A review by michaelclorah
Video Girl Ai, Vol. 13 by Masakazu Katsura

4.0

The story of the star-crossed, sci-fi-tinged romance of Yota and Ai finally comes to an end, and after a few lackluster volumes, I feel that Ai ends on a reasonably strong note. In volume 12, we found out that Ai's creator spawned the video girls in order to seduce men and then break their hearts. Rather than facilitate love, the video girls were designed to break the hearts of incurable romantics, proving that love is a sham. Because our protagonist, Yota, played Ai's tape on a broken VCR, things don't work out as the creator planned. Ai has fallen in love with Yota, and Yota in love with Ai.

Thus begins our final volume.

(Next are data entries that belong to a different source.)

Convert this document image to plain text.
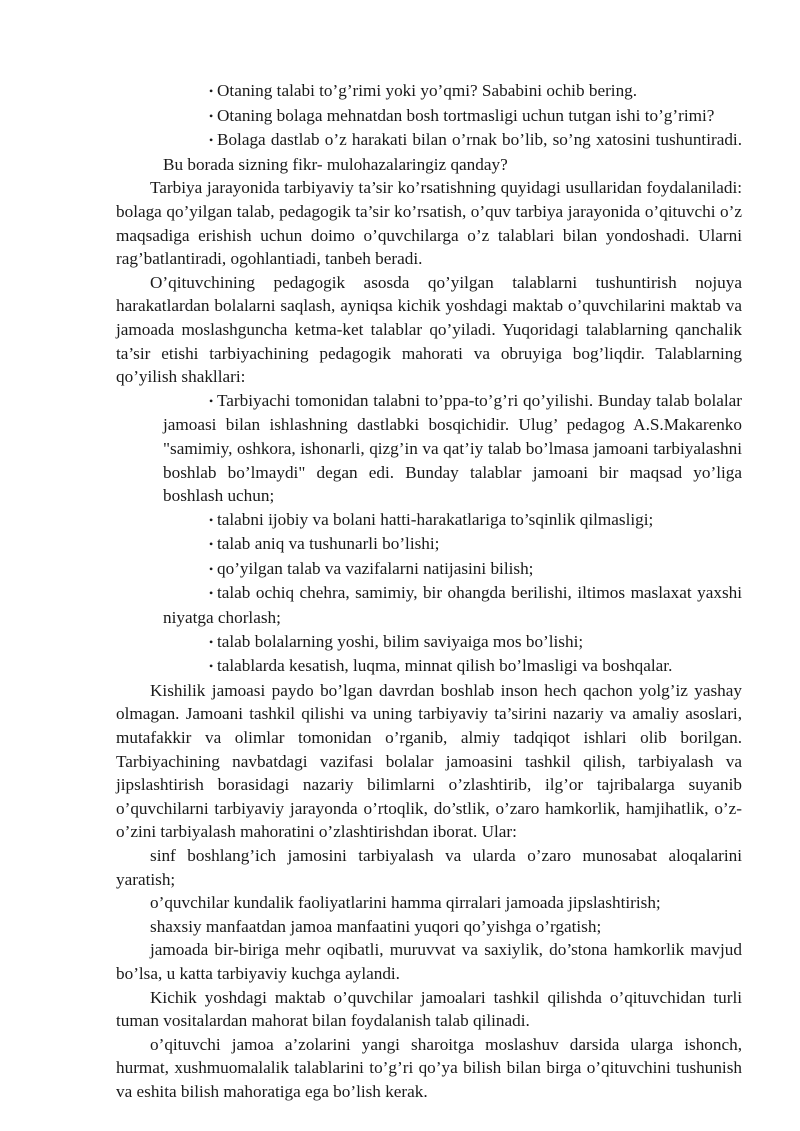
• Otaning talabi to’g’rimi yoki yo’qmi? Sababini ochib bering.

• Otaning bolaga mehnatdan bosh tortmasligi uchun tutgan ishi to’g’rimi?

• Bolaga dastlab o’z harakati bilan o’rnak bo’lib, so’ng xatosini tushuntiradi. Bu borada sizning fikr- mulohazalaringiz qanday?

Tarbiya jarayonida tarbiyaviy ta’sir ko’rsatishning quyidagi usullaridan foydalaniladi: bolaga qo’yilgan talab, pedagogik ta’sir ko’rsatish, o’quv tarbiya jarayonida o’qituvchi o’z maqsadiga erishish uchun doimo o’quvchilarga o’z talablari bilan yondoshadi. Ularni rag’batlantiradi, ogohlantiadi, tanbeh beradi.

O’qituvchining pedagogik asosda qo’yilgan talablarni tushuntirish nojuya harakatlardan bolalarni saqlash, ayniqsa kichik yoshdagi maktab o’quvchilarini maktab va jamoada moslashguncha ketma-ket talablar qo’yiladi. Yuqoridagi talablarning qanchalik ta’sir etishi tarbiyachining pedagogik mahorati va obruyiga bog’liqdir. Talablarning qo’yilish shakllari:

• Tarbiyachi tomonidan talabni to’ppa-to’g’ri qo’yilishi. Bunday talab bolalar jamoasi bilan ishlashning dastlabki bosqichidir. Ulug’ pedagog A.S.Makarenko "samimiy, oshkora, ishonarli, qizg’in va qat’iy talab bo’lmasa jamoani tarbiyalashni boshlab bo’lmaydi" degan edi. Bunday talablar jamoani bir maqsad yo’liga boshlash uchun;

• talabni ijobiy va bolani hatti-harakatlariga to’sqinlik qilmasligi;

• talab aniq va tushunarli bo’lishi;

• qo’yilgan talab va vazifalarni natijasini bilish;

• talab ochiq chehra, samimiy, bir ohangda berilishi, iltimos maslaxat yaxshi niyatga chorlash;

• talab bolalarning yoshi, bilim saviyaiga mos bo’lishi;

• talablarda kesatish, luqma, minnat qilish bo’lmasligi va boshqalar.

Kishilik jamoasi paydo bo’lgan davrdan boshlab inson hech qachon yolg’iz yashay olmagan. Jamoani tashkil qilishi va uning tarbiyaviy ta’sirini nazariy va amaliy asoslari, mutafakkir va olimlar tomonidan o’rganib, almiy tadqiqot ishlari olib borilgan. Tarbiyachining navbatdagi vazifasi bolalar jamoasini tashkil qilish, tarbiyalash va jipslashtirish borasidagi nazariy bilimlarni o’zlashtirib, ilg’or tajribalarga suyanib o’quvchilarni tarbiyaviy jarayonda o’rtoqlik, do’stlik, o’zaro hamkorlik, hamjihatlik, o’z-o’zini tarbiyalash mahoratini o’zlashtirishdan iborat. Ular:

sinf boshlang’ich jamosini tarbiyalash va ularda o’zaro munosabat aloqalarini yaratish;

o’quvchilar kundalik faoliyatlarini hamma qirralari jamoada jipslashtirish;

shaxsiy manfaatdan jamoa manfaatini yuqori qo’yishga o’rgatish;

jamoada bir-biriga mehr oqibatli, muruvvat va saxiylik, do’stona hamkorlik mavjud bo’lsa, u katta tarbiyaviy kuchga aylandi.

Kichik yoshdagi maktab o’quvchilar jamoalari tashkil qilishda o’qituvchidan turli tuman vositalardan mahorat bilan foydalanish talab qilinadi.

o’qituvchi jamoa a’zolarini yangi sharoitga moslashuv darsida ularga ishonch, hurmat, xushmuomalalik talablarini to’g’ri qo’ya bilish bilan birga o’qituvchini tushunish va eshita bilish mahoratiga ega bo’lish kerak.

The real danger is that the creator can erase Ai, destroy her memory, and turn her back into a regular video girl. She'd rather die that lose the memory of her time with Yota. So Yota, Ai and the clerk at the video shop, who betrays the creator, set out to make Ai into a real girl, thus beyond the creator's reach.

The problem with the few volumes prior to this is that Katsura spent too much time recycling the same romantic triangle themes, and I got sick of the characters being so much in love that they constantly sacrifice their own happiness in some mistaken ideal of what the other person wants/needs. Ai and Yota have FINALLY gotten on the same page here, so we can do away with (most of) that nonsense and get straight to the conflict with the creator. There are some interesting twists, including one or two complete heartbreakers, but in the end, Video Girl Ai ends the only way that a story about the power of love can end - with Yota and Ai happily in each other's arms.

The epilogue, which shows how Yota and Ai have affected all the other prominent supporting cast members in a positive way, was pretty good and interesting. The means by which Yota and Ai are ultimately united is a little less fulfilling, rather deus ex machina actually, but I did like the parallel that Katsura established between Ai and the protagonist of the children's book that Yota was writing.

As always, Katsura's art is just killer.